2009/08/21
osCommerce Image Uploads
Recently, someone posted in the osCommerce forums looking for a way to upload product images into folders. I found a post that I made six years ago: Setting upload image destination in categories.php, Admin change. Surprisingly, the post was remarkably accurate with the more modern osCommerce RC2a, even the line numbers were only a couple places off. The replacement code does not seem to need updating.
The way that this code works is that it adds a new text input next to the existing file input (for both product and category images). It then uses the functionality in the upload class that osCommerce provides to rename the image to whatever name is put in the text input. If the name includes a / and the directory structure exists, it will save the image into that directory.
When you upload a file with PHP, PHP/Apache stores the file in a temporary directory. So you then have to tell it to move the file from the temporary directory to the real directory. The parse method in the osCommerce upload class finds the temporary location. The save method then moves the file to its intended destination.
The added code has three main tasks: it adds the text input to the appropriate forms (three forms; one for products and two for categories); it changes the image saving to use the new image destination; and it modifies the database updates to use the image destination rather than the name of the uploaded file (if the image destination is present or if no file is uploaded).
The net result of this is that with the code, you can not upload a file and blank out the image destination (which defaults to the location of the previous image) to remove an image from a product (or category).

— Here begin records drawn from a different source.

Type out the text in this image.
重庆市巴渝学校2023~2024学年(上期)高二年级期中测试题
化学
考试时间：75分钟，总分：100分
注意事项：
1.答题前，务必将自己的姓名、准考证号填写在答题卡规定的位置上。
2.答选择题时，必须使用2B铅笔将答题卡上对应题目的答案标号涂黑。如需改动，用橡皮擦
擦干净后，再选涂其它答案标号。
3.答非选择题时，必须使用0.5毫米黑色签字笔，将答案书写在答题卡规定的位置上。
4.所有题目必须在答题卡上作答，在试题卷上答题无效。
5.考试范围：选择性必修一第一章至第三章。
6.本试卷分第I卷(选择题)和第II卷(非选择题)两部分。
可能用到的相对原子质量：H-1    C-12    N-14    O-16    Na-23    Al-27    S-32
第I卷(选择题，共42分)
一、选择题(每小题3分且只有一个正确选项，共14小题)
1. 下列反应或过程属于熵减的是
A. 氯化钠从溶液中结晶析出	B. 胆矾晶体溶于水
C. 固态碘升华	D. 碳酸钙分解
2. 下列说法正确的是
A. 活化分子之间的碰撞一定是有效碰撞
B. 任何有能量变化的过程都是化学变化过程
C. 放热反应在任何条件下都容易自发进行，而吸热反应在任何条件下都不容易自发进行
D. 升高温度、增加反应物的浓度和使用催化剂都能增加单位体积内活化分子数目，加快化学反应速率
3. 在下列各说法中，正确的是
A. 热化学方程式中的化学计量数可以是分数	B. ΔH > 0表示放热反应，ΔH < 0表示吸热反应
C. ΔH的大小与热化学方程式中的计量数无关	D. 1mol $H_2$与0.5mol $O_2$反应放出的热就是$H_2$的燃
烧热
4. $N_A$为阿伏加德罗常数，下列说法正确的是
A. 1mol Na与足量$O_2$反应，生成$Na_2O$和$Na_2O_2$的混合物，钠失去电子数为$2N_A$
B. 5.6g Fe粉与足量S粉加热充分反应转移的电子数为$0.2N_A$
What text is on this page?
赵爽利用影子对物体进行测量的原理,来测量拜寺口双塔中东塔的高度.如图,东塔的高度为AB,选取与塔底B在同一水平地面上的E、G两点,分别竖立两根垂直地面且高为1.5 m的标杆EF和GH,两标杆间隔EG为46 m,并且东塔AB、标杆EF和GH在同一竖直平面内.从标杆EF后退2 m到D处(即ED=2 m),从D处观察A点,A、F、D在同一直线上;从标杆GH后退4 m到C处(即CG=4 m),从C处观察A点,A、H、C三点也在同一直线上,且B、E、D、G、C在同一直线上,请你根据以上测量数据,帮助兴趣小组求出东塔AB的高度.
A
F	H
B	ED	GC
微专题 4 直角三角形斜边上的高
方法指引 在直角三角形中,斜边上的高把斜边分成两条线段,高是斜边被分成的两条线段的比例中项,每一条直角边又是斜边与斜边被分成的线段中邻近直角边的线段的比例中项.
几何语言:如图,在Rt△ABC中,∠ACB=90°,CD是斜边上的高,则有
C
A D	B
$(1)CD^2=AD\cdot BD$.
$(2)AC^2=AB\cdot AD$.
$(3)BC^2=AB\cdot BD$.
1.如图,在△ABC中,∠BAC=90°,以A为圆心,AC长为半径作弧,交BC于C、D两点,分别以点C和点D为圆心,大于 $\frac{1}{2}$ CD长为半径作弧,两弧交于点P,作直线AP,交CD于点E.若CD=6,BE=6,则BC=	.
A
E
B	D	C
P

In the regular code, there is no way to do this. Upload an image with a blank destination, which causes the image filename to be used and the image to be placed in the base images directory. Or you can upload an image with the destination set, which renames the image to the destination, which may be in a sub-folder of the images directory.
The one drawback to how this works is that it is currently necessary to create the directory separately (possibly via FTP). A reasonable enhancement might be to have it do a mkdir to create the directory on the fly. Not sure how that would work with safe mode though.